Im Odeon fanden Vorträge, literarische und musikalische Veranstaltungen sowie Theateraufführungen statt. Vermutlich diente es auch als Ratsversammlungsgebäude.
Innenansicht
Im Laufe der Jahrhunderte litt Nikopolis unter Invasionen und Erdbeben, was schließlich im 8. Jahrhundert n. Chr. zur Aufgabe der Stadt führte. Auch hier gibt es zeitlich unterschiedliche Angaben.
Im 18. und 19. Jahrhundert wurde das Odeum wiederentdeckt und ausgegraben; freigelegt wurden Zuschauerraum, Bühne sowie dekorative Elemente wie Inschriften und Statuen. Das Odeum zählt zu den am besten erhaltenen Monumenten der archäologischen Stätte von Nikopolis und wird weiterhin für diverse Veranstaltungen genutzt.
Zuschauer-Tribünen
Das Römische Odeum:
Vor Ort findet man eine Info-Tafel, die allerdings schon sehr verwittert ist:
Verwitterte InfotafelMinisterium für Kultur und Sport Restaurierung / Aufwertung des Odeons von Nikopolis
Seit sehr früher Zeit zog das Odeon von Nikopolis das Interesse von Forschern, Reisenden und der lokalen Bevölkerung auf sich. Besucher des 19. Jahrhunderts bezeichneten es als ein „kleines Theater“.
Die eigentliche Erforschung und Freilegung des Bauwerks begann jedoch erst nach dem Zweiten Weltkrieg. Erste Ausgrabungs- und Konservierungsarbeiten am Odeon wurden in den 1960er Jahren durchgeführt.
Der erste Ausgräber des Monuments, Professor Sotirios Dakaris, legte in den Jahren 1961-1963 das gesamte Auditorium (die Sitzreihen) sowie Teile der halbkreisförmigen Orchestra und der Bühnenanlage frei. Außerdem wurden erste Sicherungsmaßnahmen vorgenommen.
Die erste umfangreiche Phase der Stabilisierung und Restaurierung fand zwischen 1969 und 1972 unter der Aufsicht der zuständigen Altertumsbehörde statt. Ziel war es, die erhaltenen Teile des Gebäudes zu sichern, Schäden zu beheben und die Voraussetzungen für die Präsentation des Monuments zu schaffen.
Spätere Restaurierungsarbeiten umfassten unter anderem:
die Festigung und Konservierung des Mauerwerks,
die Restaurierung der Bühnenanlage,
die Stabilisierung der erhaltenen Sitzreihen des Zuschauerraums,
die Sicherung der Orchestra,
die Dokumentation und archäologische Untersuchung des Monuments und seiner Umgebung.
Im Rahmen europäischer Förderprogramme wurden weitere Arbeiten durchgeführt, darunter Ausgrabungen, topografische und architektonische Dokumentation sowie Maßnahmen zur besseren Präsentation des Odeons.

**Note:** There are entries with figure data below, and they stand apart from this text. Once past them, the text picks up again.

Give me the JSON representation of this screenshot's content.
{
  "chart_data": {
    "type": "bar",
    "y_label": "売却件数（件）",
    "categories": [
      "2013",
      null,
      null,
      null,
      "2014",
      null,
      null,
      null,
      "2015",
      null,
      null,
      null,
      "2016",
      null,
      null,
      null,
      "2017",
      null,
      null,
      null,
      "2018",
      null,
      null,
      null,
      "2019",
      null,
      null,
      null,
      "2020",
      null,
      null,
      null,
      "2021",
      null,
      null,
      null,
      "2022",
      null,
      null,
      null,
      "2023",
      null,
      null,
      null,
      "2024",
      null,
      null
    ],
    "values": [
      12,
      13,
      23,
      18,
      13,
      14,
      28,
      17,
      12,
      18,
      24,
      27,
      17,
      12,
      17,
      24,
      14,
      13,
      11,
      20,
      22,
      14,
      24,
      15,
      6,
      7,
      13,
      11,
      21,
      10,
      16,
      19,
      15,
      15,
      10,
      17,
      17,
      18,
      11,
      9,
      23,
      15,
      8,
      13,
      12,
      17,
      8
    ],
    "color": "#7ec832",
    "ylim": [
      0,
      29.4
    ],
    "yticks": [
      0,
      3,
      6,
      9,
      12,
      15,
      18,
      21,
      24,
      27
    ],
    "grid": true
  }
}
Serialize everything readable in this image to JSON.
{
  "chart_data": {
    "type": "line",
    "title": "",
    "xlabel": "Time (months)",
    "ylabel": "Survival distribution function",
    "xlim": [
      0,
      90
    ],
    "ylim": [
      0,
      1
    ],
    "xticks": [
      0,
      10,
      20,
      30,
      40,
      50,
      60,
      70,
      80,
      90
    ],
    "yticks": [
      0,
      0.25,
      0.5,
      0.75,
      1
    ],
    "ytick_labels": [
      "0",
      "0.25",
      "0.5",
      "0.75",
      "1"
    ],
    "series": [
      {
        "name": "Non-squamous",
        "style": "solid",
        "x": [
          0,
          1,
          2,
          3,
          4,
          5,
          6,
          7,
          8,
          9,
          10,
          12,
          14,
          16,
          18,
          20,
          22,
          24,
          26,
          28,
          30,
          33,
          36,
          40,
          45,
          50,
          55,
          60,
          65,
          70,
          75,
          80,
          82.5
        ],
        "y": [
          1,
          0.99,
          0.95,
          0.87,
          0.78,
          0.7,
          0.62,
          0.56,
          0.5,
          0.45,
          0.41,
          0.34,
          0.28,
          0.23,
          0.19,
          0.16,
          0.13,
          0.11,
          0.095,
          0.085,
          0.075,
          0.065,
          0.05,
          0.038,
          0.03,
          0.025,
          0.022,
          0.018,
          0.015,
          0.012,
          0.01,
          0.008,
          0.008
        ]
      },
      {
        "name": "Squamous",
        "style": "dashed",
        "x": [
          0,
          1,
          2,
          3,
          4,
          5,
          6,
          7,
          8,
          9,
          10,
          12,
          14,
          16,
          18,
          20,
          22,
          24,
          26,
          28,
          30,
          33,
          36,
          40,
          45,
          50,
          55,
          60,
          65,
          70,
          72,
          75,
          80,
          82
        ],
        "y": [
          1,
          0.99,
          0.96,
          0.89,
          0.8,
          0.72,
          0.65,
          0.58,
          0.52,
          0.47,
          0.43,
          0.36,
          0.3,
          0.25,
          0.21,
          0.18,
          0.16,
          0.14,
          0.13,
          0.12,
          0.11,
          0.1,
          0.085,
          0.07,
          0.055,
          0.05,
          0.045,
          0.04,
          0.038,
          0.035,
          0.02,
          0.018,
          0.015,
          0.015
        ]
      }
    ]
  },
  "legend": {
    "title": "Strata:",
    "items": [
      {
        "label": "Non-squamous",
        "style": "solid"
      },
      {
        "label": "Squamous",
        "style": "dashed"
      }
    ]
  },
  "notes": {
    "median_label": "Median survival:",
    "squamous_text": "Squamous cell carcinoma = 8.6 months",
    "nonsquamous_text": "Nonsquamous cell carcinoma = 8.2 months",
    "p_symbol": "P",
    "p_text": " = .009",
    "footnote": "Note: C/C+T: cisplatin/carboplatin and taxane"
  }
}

Neuere Restaurierungsphase
Die jüngste Phase der Restaurierungs- und Aufwertungsarbeiten wurde im Jahr 2012 im Rahmen des kofinanzierten Nationalen Strategischen Referenzrahmens (NSRF / ESPA 2007-2013) fortgesetzt.
Das Projekt umfasste unter anderem:
die Konsolidierung und Erhaltung der oberen Höhle (oberer Zuschauerraum) mit neuen, verträglichen Baumaterialien,
die strukturelle Verstärkung der Pfeiler der äußeren Stoa,
die Sicherung von Mauerteilen, die sich von der Kuppel bzw. den Gewölben lösten,
kleinere Rekonstruktionen an der Bühnenanlage,
die Stabilisierung der erhaltenen Sitzreihen in der Orchestra und ihre Reparatur mit neuem Mörtel,
die Freilegung und teilweise Wiederherstellung der umliegenden Stoa,
die Anordnung der Besucherwege und des westlichen Zugangs zum Odeon,
die Installation neuer Einzäunungen sowie landschaftsgestalterische Maßnahmen.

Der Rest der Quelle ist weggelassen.